TUNNELLING TODAY: Voest-Alpine's cutting edge

MECHANICAL rock-cutting machine specialist Voest-Alpine, part of the Sandvik Mining and Construction business area of Sweden's Sandvik group, continues to expand the use of its advanced ICUTROC cutting technology in tunnelling applications.
TUNNELLING TODAY: Voest-Alpine's cutting edge TUNNELLING TODAY: Voest-Alpine's cutting edge TUNNELLING TODAY: Voest-Alpine's cutting edge TUNNELLING TODAY: Voest-Alpine's cutting edge TUNNELLING TODAY: Voest-Alpine's cutting edge

Voest-Alpine’s ATM 105 roadheader.

Emily Roberts

The company, which also claims to have reintroduced mechanical rock cutting as a viable alternative to drilling and blasting in many mines, says its 120-tonne roadheaders are proving particularly versatile and popular in a wide range of conditions. Its 100t ICUTROC machines are the ATM 105-IC (Alpine Tunnel Miner) and AHM 105 (Alpine Hardrock Miner).

Voest-Alpine recently supplied an ATM 105-IC to Canadian contractor Neilson Excavation to assist with the Montreal metro extension project. The roadheader is excavating part of the 5.2km tunnel from the city of Laval to the existing Henri-Bourassa Station in Montreal, Quebec.

The unit was selected for its 51-cubic-metre cutting profile (with the telescopic boom extended), according to the contractor. It achieves a cutting height of 6.1m and cutting width of 8.9m, with an undercut range to 200mm.

The ATM 105-IC is excavating sedimentary rocks consisting of shaly fossiliferous limestone, slightly shaly crystalline limestone and shale with occasional diabase dykes. The rock mass is rated at 30MPa and abrasiveness is 0.3-1.15 CAI.

Over 70,000cu.m of excavation, the cutting rate has reportedly averaged 39.2cu.m per net cutting hour, with specific pick consumption at 0.103 picks/cu.m.

During the 1.2km Lot C04 excavation, the ATM 105-IC achieved an “impressively high utilisation” of net cutting time (52% average), Voest-Alpine said.

“A single-round advancement measurement was dependent on the ground conditions and the two-shift productivity up to 14m before the temporary support system was applied. Productivity averaged 8.6m per double shift,” the company said.

“Whilst the support system – that is, roof bolts etc – were installed at one heading during night time, the roadheader was mobilised to the opposite heading, this completing one 24-hour cycle.”

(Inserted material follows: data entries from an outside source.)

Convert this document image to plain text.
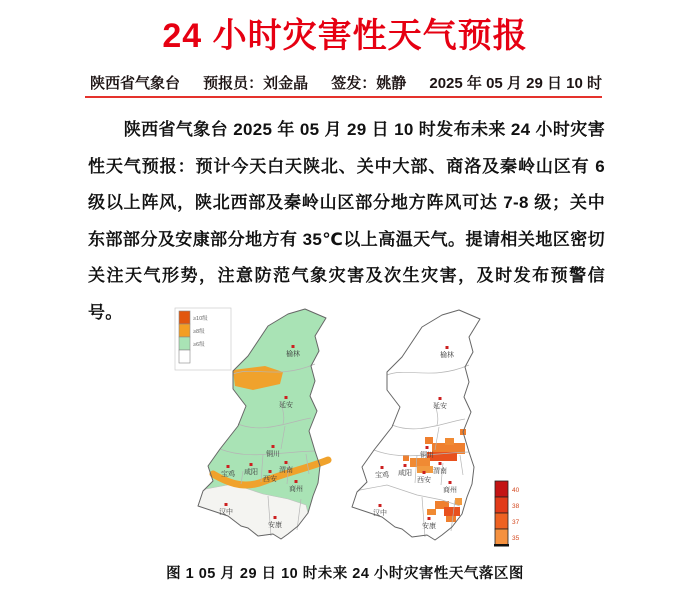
24 小时灾害性天气预报
陕西省气象台 预报员：刘金晶 签发：姚静 2025 年 05 月 29 日 10 时
陕西省气象台 2025 年 05 月 29 日 10 时发布未来 24 小时灾害性天气预报：预计今天白天陕北、关中大部、商洛及秦岭山区有 6 级以上阵风，陕北西部及秦岭山区部分地方阵风可达 7-8 级；关中东部部分及安康部分地方有 35℃以上高温天气。提请相关地区密切关注天气形势，注意防范气象灾害及次生灾害，及时发布预警信号。
榆林
延安
铜川
宝鸡 咸阳
西安
渭南
商州
汉中
安康
≥10级
≥8级
≥6级
榆林
延安
铜川
宝鸡 咸阳
西安
渭南
商州
汉中
安康
40
38
37
35
图 1 05 月 29 日 10 时未来 24 小时灾害性天气落区图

As in all tunnelling, over-cutting was an important issue, Voest-Alpine said. It affected machine operating time available for advancement, and final requirements for installing concrete lining. As operating personnel become more experienced with the machine, over-cutting was held to between 75-100mm, Voest-Alpine said.

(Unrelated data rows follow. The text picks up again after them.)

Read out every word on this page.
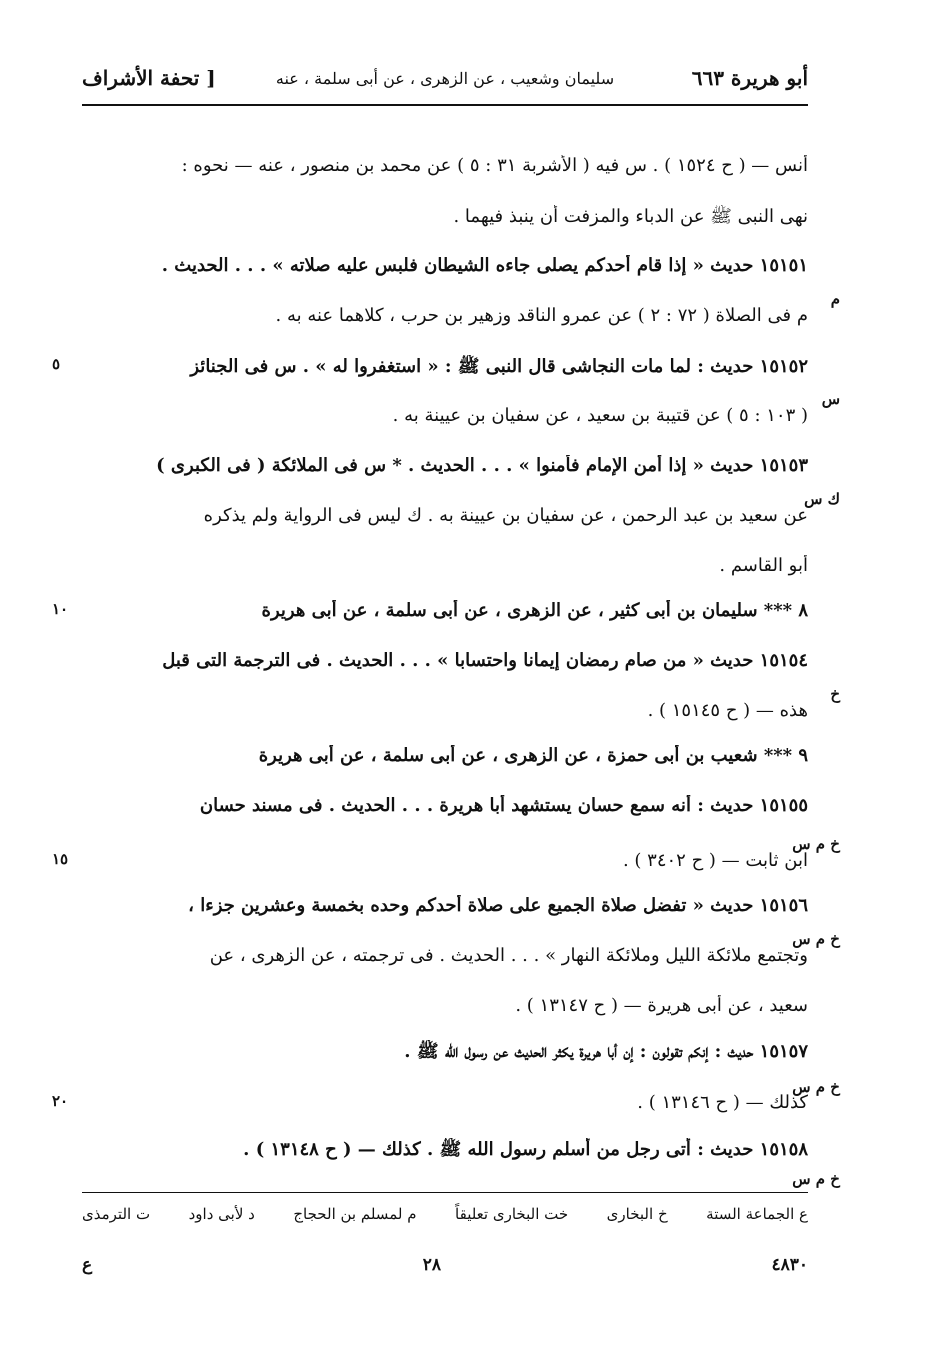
أبو هريرة ٦٦٣
سليمان وشعيب ، عن الزهرى ، عن أبى سلمة ، عنه
[ تحفة الأشراف
أنس — ( ح ١٥٢٤ ) . س فيه ( الأشربة ٣١ : ٥ ) عن محمد بن منصور ، عنه — نحوه :
نهى النبى ﷺ عن الدباء والمزفت أن ينبذ فيهما .
١٥١٥١ حديث « إذا قام أحدكم يصلى جاءه الشيطان فلبس عليه صلاته » . . . الحديث .
م
م فى الصلاة ( ٧٢ : ٢ ) عن عمرو الناقد وزهير بن حرب ، كلاهما عنه به .
١٥١٥٢ حديث : لما مات النجاشى قال النبى ﷺ : « استغفروا له » . س فى الجنائز
٥
س
( ١٠٣ : ٥ ) عن قتيبة بن سعيد ، عن سفيان بن عيينة به .
١٥١٥٣ حديث « إذا أمن الإمام فأمنوا » . . . الحديث . * س فى الملائكة ( فى الكبرى )
ك س
عن سعيد بن عبد الرحمن ، عن سفيان بن عيينة به . ك ليس فى الرواية ولم يذكره
أبو القاسم .
٨ *** سليمان بن أبى كثير ، عن الزهرى ، عن أبى سلمة ، عن أبى هريرة
١٠
١٥١٥٤ حديث « من صام رمضان إيمانا واحتسابا » . . . الحديث . فى الترجمة التى قبل
خ
هذه — ( ح ١٥١٤٥ ) .
٩ *** شعيب بن أبى حمزة ، عن الزهرى ، عن أبى سلمة ، عن أبى هريرة
١٥١٥٥ حديث : أنه سمع حسان يستشهد أبا هريرة . . . الحديث . فى مسند حسان
خ م س
ابن ثابت — ( ح ٣٤٠٢ ) .
١٥
١٥١٥٦ حديث « تفضل صلاة الجميع على صلاة أحدكم وحده بخمسة وعشرين جزءا ،
خ م س
وتجتمع ملائكة الليل وملائكة النهار » . . . الحديث . فى ترجمته ، عن الزهرى ، عن
سعيد ، عن أبى هريرة — ( ح ١٣١٤٧ ) .
١٥١٥٧ حديث : إنكم تقولون : إن أبا هريرة يكثر الحديث عن رسول الله ﷺ .
خ م س
كذلك — ( ح ١٣١٤٦ ) .
٢٠
١٥١٥٨ حديث : أتى رجل من أسلم رسول الله ﷺ . كذلك — ( ح ١٣١٤٨ ) .
خ م س
ع الجماعة الستة
خ البخارى
خت البخارى تعليقاً
م لمسلم بن الحجاج
د لأبى داود
ت الترمذى
٤٨٣٠
٢٨
ع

According to the company, the ATM 105-IC’s features extended its range of use across a wide band of roadway developments in hard and abrasive rock formations.

“The machine is designed for economical excavation of rock exceeding 100Mpa uniaxial compressive strength due to optimised robust machine design and 300kW cutting power for low-speed cutting,” the supplier said.

“There is efficiency dust suppression and cooling of cutting tools due to a high pressure pick flushing system.”

A Neilson-EBC joint venture recently won the contract for Lot C01 and will use two ATM105s to complete the Laval Metro on schedule.

In coal applications, a Voest-Alpine AM75 was used to develop a roadway for longwall development at the Borynia Colliery in Poland. The rock type was coal with a shale roof and floor with a rock strength of 28-40Mpa (Bituminous coal) and 21-40Mpa (shale). Abrasivity for the shale was 0.55-0.78 CAI.

Net Cutting Rate measured 84.5bcm/hr for a daily advance rate of up to 15m. Specific pick consumption was about 0.03-0.04 picks/bcm. The roof was supported with steel arches with wiremesh.